Au Québec, la diversité d'oiseaux est encore très bonne puisque nous pouvons cumuler une liste de 250 espèces différentes, année après année. Après plus de cinquante années d'observation derrière la cravate, je peux témoigner que si la diversité est encore là, le nombre d'individus par espèce est très déconcertant pour ne pas dire inquiétant. De là, toute l'importance de montrer énormément de respect envers ces oiseaux que nous avons la faveur de rencontrer lors de nos sorties en nature ou, tout simplement, dans notre arrière-cour. Dès mes premières observations, j'ai éprouvé cette nécessité de les partager avec le plus de nombre possible de personnes. Comment ne pas vouloir partager la beauté ? Une de mes plus grandes déceptions à vie a été de me rendre à l'évidence qu'il ne fallait plus faire ça. À cause d'une minorité d'imbéciles narcissiques, nous ne pouvons plus permettre à des gens bien d'embellir leur vie par des observations qui les rendront plus heureux et les feront grandir.



Voici un joyau ailé, un hyper-actif, un acrobate de nos forêts boréales. Le photographier de façon potable implique toujours un défi difficile à relever. Le Roitelet à couronne dorée / Regulus satrapa satrapa / Golden-crowned Kinglet ne prend une pose que durant quelques secondes.
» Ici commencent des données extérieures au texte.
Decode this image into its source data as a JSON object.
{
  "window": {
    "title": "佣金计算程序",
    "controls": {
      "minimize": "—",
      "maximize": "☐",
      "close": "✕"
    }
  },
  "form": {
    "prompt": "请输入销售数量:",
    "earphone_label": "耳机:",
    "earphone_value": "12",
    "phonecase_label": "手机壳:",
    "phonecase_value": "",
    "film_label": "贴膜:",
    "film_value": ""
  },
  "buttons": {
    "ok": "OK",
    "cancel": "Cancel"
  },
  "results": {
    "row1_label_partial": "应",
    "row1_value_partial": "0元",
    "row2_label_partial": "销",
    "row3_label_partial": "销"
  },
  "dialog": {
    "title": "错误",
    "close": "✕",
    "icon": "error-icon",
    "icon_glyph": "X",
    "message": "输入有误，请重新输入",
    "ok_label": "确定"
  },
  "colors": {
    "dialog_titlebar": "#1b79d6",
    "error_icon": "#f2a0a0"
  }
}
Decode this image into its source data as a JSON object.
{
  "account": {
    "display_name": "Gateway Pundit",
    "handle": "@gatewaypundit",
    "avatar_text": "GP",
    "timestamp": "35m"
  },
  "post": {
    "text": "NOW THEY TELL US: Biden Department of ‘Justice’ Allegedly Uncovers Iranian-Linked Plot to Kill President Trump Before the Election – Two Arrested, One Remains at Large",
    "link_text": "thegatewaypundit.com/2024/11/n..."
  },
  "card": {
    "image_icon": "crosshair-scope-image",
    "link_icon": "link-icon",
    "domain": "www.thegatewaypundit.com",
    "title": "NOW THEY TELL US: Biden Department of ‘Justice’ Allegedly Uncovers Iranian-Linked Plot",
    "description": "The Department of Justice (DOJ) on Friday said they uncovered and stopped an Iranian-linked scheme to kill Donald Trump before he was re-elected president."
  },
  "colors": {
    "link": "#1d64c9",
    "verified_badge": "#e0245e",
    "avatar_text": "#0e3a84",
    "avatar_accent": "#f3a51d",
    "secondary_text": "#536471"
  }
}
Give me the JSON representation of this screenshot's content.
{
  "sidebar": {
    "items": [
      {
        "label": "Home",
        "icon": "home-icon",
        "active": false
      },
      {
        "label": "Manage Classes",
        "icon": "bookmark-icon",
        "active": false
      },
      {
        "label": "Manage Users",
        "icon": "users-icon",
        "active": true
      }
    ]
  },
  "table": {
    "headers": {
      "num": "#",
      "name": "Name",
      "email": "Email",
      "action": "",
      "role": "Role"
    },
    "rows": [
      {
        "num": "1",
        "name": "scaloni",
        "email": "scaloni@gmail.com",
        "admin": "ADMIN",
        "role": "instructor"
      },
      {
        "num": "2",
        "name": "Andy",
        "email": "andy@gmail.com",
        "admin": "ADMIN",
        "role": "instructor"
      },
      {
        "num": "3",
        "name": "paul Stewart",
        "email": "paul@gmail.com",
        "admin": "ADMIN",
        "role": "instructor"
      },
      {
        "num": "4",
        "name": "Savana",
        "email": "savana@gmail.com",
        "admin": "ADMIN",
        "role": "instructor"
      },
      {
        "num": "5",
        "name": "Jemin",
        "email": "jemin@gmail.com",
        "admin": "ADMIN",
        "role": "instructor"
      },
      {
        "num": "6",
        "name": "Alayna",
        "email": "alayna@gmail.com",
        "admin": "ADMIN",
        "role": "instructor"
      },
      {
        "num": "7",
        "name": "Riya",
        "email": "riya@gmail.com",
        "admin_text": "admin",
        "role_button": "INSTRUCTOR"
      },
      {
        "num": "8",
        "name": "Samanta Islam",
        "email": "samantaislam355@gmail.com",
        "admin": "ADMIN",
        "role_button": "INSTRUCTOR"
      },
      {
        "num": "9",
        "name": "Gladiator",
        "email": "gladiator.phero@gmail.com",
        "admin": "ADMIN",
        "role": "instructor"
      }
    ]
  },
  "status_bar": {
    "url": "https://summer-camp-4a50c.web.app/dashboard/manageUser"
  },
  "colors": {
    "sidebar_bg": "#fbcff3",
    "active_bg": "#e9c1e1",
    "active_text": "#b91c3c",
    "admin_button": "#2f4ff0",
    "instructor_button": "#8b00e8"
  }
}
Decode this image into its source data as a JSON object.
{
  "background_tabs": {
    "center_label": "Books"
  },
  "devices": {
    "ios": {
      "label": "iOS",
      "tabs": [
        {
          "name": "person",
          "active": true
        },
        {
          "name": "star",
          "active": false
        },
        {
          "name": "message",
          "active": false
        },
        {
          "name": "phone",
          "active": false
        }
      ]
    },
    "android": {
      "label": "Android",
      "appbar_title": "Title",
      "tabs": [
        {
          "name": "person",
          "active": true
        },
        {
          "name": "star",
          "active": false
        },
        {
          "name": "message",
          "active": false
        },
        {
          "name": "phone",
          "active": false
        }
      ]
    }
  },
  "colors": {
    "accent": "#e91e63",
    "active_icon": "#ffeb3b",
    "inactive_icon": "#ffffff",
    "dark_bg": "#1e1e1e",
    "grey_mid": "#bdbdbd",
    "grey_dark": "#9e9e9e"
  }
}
C'est sur un lieu que j'affectionne particulièrement, soit l'Île-aux-Basques, au large de Trois-Pistoles, que j'immortalise cet instant magique, le 18 septembre 2015 . Le contact visuel n'a duré qu'une fraction de seconde.



Je vous souhaite ces moments magiques où, lors d'un bref instant, nous sentons la vie couler pleinement dans nos veines.



@ bientôt.






1 commentaire:

lejardindelucie a dit…

Que de superbes moments que ces rencontres entre un observé et un observateur!
La "visite" du Lynx est vraiment inimaginable quand on connait les moeurs de cet animal.
Il m'arrive de me dire que les animaux "sentent" bien plus que nous si nous sommes inoffensifs ou non. J'entreprends souvent"une causette" avec mon sujet quand je capte son regard, je ne sais pas siffler, et parfois j'ai l'impression que nous nous comprenons. Ce sont des moments intenses, furtifs, riches en émotion et des souvenirs magiques!
Même les insectes nous observent et certains se cachent bien avant que nous les ayons vus et ensuite ressortent. Le plus drôle ce sont les araignées avec leurs nombreux yeux qui observent le moindre de nos mouvements!
Il est vrai que le comportement de certains photographes ou touristes est devenu insupportables pour les sujets photographié surtout quand on pense à l'énergie dépensée par un oiseau pour s'envoler ou fuir!
J'ai aussi été piégé par le comportement d'un pluvier kildir qui nous a promené sur une plage de la Baie des chaleurs pour protéger sa couvée, c'est un très bon souvenir, mais depuis le piège n'a plus fonctionné et j'ai surtout évité une fatigue à l'oiseau et la plupart du temps nous avons contourné la zone,il faut vraiment laisser les oiseaux tranquilles en période nidification si nous voulons encore avoir la joie de faire de si belles rencontres dans la nature!
Merci de ce voyage autour du monde avec des rencontres plus fantastiques les unes que les autres!